The Blue Angels’ C-130T Hercules, affectionately known as Fat Albert, performed its fiery jet-assisted takeoff at countless air shows starting in 1975, but the tradition ended in Pensacola, Fla., when the team closed its 2009 season.
To execute a JATO, Fat Albert used eight solid-fuel rocket bottles, which supplied enough momentum for the aircraft to leave the runway after traveling just 1,500 feet. Climbing at a 45-degree angle, it can reach 1,000 feet in just 15 seconds.
The fuel bottles, which weigh about 150 pounds when full, were designed to thrust C-130s skyward in austere conditions where traditional runways are unavailable, But the Corps hasn’t used JATO in combat since the Vietnam War and it’s unlikely to do so again, as newer KC-130Js have engines built to exert the same thrust as C-130Ts outfitted with rocket bottles.
The igniters are threaded into the top of the bottles and are linked via a simple electrical connection to a button on the flight engineer’s panel in the cockpit.
“On takeoff, we release brakes and pick up speed. Near show center, the flight engineer pushes the magic button,” the pilot notes. “The rockets go off with a big pop and a lot of smoke and flames,”. The aircraft takes off at a forty-five degree angle and reaches 1,200 feet in about eleven seconds.

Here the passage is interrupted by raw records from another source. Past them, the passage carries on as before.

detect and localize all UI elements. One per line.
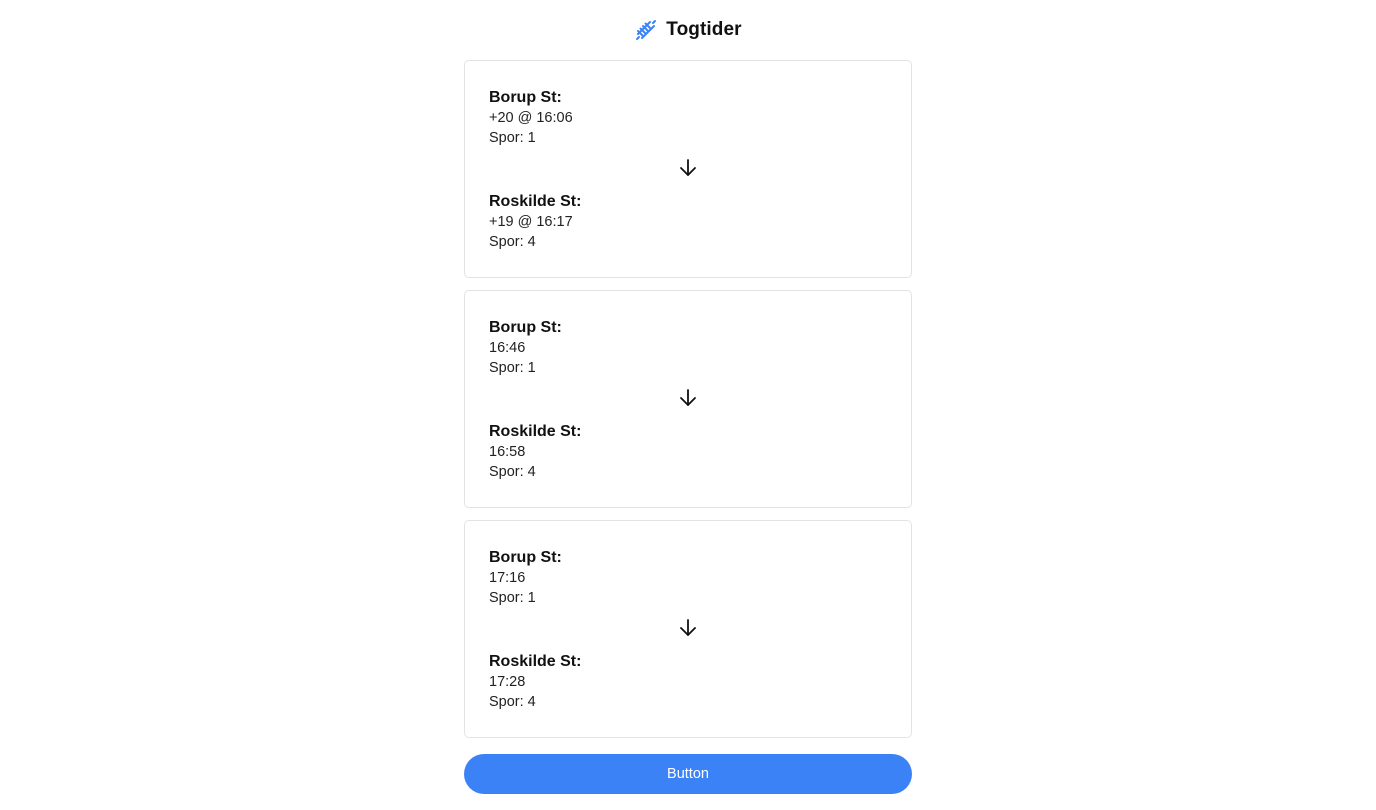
page-title: Togtider <box>666 19 742 40</box>
departure-card: Borup St: +20 @ 16:06 Spor: 1 Roskilde S… <box>464 60 912 278</box>
origin-station: Borup St: <box>489 319 562 336</box>
origin-track: Spor: 1 <box>489 590 536 606</box>
app-header: Togtider <box>0 14 1376 46</box>
destination-track: Spor: 4 <box>489 234 536 250</box>
origin-station: Borup St: <box>489 89 562 106</box>
departure-list: Borup St: +20 @ 16:06 Spor: 1 Roskilde S… <box>464 60 912 750</box>
arrow-down-icon <box>678 388 698 413</box>
destination-track: Spor: 4 <box>489 694 536 710</box>
destination-time: 17:28 <box>489 674 526 690</box>
destination-time: +19 @ 16:17 <box>489 214 573 230</box>
origin-track: Spor: 1 <box>489 360 536 376</box>
arrow-down-icon <box>678 158 698 183</box>
departure-card: Borup St: 17:16 Spor: 1 Roskilde St: 17:… <box>464 520 912 738</box>
origin-time: 17:16 <box>489 570 526 586</box>
primary-button[interactable]: Button <box>464 754 912 794</box>
destination-station: Roskilde St: <box>489 653 582 670</box>
departure-card: Borup St: 16:46 Spor: 1 Roskilde St: 16:… <box>464 290 912 508</box>
origin-track: Spor: 1 <box>489 130 536 146</box>
destination-station: Roskilde St: <box>489 423 582 440</box>
origin-time: +20 @ 16:06 <box>489 110 573 126</box>
destination-track: Spor: 4 <box>489 464 536 480</box>
origin-time: 16:46 <box>489 340 526 356</box>
destination-station: Roskilde St: <box>489 193 582 210</box>
origin-station: Borup St: <box>489 549 562 566</box>
railway-track-icon <box>634 18 658 42</box>
arrow-down-icon <box>678 618 698 643</box>
destination-time: 16:58 <box>489 444 526 460</box>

As the bottles are expended, the aircraft noses over, and the crew and the twenty to thirty passengers on each flight—local civic leaders, recruiters, and other VIPs generally—briefly experience negative g. The loadmasters, who are not strapped in, grab something solid like a door frame and take great pleasure in simply floating up.
After a series of turns, the C-130 crew repositions and makes a parade pass at a sixty-degree bank angle in front of the crowd. Another series of turns and Bert comes back for a flat pass at 370 mph at sixty feet off the ground. “We always use miles per hour instead of knots because it sounds faster,” quips Hess.
The flat pass is followed by a minimum-radius turn in front of the crowd. The crew then gains altitude and sets up on the downwind leg for an assault landing. Approaching the runway, the crew pushes the nose over at a twenty-eight degree nose-down attitude, makes a maximum effort landing, and stops in 1,200 feet. The crew concludes the show by putting the engines in full reverse and backing up—to cheers from the show crowd.